Many scientists, including the 40% who are religious according to a University
of Georgia study cited by the New York Times in February of this year, accept
the first view.  Many scientists accept the second view and some scientists
await further evidence.  The issue is hardly cut and dried because a great
deal of modern science flows as much from scientific philosophy as it does
from laboratory experiment.  This is particularly true of non-replicable
science such as that dealing with cosmology and origin of the universe
questions.
This leaves only one question:  Are secular liberals or Christian
conservatives more dogmatic and closed-minded?   To any fair-minded person,
the answer is startlingly simple.  It would be tough to find a single
Christian high school, college, or university in the nation that does not
treat Darwinian evolution seriously.  However, it would be even tougher to
find a single public high school or secular university that grants a
respectful hearing to intelligent design, let alone a religious view of
creation.
It is also only on secular campuses that truth is frequently suppressed in the
interests of political correctness.
If science means being open to all ideas, judging those ideas on the basis of
evidence rather than belief, and withholding judgment in the absence of
evidence, there can be no doubt at all.  Christian conservatives are far less
anti-Scientific than others.
In conclusion, I am sure that the ADL's Mr. Foxman cares for the Jewish people
as much as I do.  It is just that he has a radically different way of
expressing it.  To me, his frequent anti-Christian outbursts are
incomprehensible and I am sure they jeopardize the future of Jews in America
and ultimately, Jews everywhere.  He, no doubt thinks much the same about my
views.
In a spirit of respect for both him and for the traditional Jewish commitment
to the truth and to open discussion that I am sure we share, I invite Mr.

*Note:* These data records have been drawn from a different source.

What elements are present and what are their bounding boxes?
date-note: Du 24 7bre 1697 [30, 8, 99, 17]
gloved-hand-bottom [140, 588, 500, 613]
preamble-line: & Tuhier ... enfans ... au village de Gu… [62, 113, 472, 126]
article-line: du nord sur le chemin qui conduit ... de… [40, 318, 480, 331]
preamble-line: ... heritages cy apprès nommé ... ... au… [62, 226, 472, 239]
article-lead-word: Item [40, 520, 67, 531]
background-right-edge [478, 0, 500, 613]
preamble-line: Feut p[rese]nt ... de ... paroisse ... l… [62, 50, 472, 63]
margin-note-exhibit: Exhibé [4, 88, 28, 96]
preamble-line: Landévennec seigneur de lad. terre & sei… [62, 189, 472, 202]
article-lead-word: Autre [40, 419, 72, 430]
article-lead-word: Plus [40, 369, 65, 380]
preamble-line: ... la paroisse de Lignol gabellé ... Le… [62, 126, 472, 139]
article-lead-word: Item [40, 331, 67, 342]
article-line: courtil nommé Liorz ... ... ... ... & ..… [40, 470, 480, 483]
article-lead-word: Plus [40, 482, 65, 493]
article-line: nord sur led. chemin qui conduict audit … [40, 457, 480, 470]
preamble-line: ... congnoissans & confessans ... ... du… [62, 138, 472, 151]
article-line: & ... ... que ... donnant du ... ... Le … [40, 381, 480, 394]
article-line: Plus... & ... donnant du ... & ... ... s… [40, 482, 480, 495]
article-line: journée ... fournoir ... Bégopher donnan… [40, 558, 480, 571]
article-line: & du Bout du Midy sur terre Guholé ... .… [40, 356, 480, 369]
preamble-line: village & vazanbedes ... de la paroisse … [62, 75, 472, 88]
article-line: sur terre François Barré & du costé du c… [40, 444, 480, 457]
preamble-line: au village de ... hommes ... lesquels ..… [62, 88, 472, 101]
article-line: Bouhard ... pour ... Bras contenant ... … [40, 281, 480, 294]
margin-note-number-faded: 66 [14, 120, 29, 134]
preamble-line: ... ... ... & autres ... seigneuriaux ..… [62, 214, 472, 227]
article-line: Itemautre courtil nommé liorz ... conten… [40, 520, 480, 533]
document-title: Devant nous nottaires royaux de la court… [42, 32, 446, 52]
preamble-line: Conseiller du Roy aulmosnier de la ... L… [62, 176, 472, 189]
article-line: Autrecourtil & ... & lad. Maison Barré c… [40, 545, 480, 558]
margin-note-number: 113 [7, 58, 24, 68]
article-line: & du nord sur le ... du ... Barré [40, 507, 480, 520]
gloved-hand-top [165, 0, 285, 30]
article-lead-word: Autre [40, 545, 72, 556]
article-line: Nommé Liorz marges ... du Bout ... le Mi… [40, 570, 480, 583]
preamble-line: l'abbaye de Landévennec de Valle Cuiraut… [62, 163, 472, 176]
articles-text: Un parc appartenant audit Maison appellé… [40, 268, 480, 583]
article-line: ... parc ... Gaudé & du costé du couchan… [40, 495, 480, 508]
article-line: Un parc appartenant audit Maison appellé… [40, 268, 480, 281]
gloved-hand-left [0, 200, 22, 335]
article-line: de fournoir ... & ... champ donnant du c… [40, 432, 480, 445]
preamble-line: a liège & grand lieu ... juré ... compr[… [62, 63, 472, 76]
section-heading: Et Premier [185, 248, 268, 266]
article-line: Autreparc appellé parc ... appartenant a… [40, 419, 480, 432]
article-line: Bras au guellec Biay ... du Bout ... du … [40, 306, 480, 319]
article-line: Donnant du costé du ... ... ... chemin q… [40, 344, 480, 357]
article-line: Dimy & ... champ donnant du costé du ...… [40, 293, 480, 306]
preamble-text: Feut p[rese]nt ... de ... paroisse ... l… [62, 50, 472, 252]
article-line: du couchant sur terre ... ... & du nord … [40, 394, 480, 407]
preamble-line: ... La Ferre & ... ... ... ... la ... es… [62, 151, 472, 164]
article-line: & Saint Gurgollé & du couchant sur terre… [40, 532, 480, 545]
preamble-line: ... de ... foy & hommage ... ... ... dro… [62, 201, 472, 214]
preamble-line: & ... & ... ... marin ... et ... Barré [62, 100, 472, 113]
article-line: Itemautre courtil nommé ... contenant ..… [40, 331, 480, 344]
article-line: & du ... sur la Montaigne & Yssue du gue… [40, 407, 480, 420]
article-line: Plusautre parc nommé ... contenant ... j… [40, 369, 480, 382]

Foxman to a public debate on this topic.  Let us debate one another in order
to determine the direction for the future.  Does Jewish survival lie with a
fervent secularism that ceaselessly snaps at the heels of Christian America or
does it lie within political alliance with those people who stand firm for the
values God imparted to the Jews at the foot of Mount Sinai just over three
thousand years ago.  One way is right and the other is wrong.  Which is it?  A
debate could help expose the true answer. C'mon Mr. Foxman, let's do it.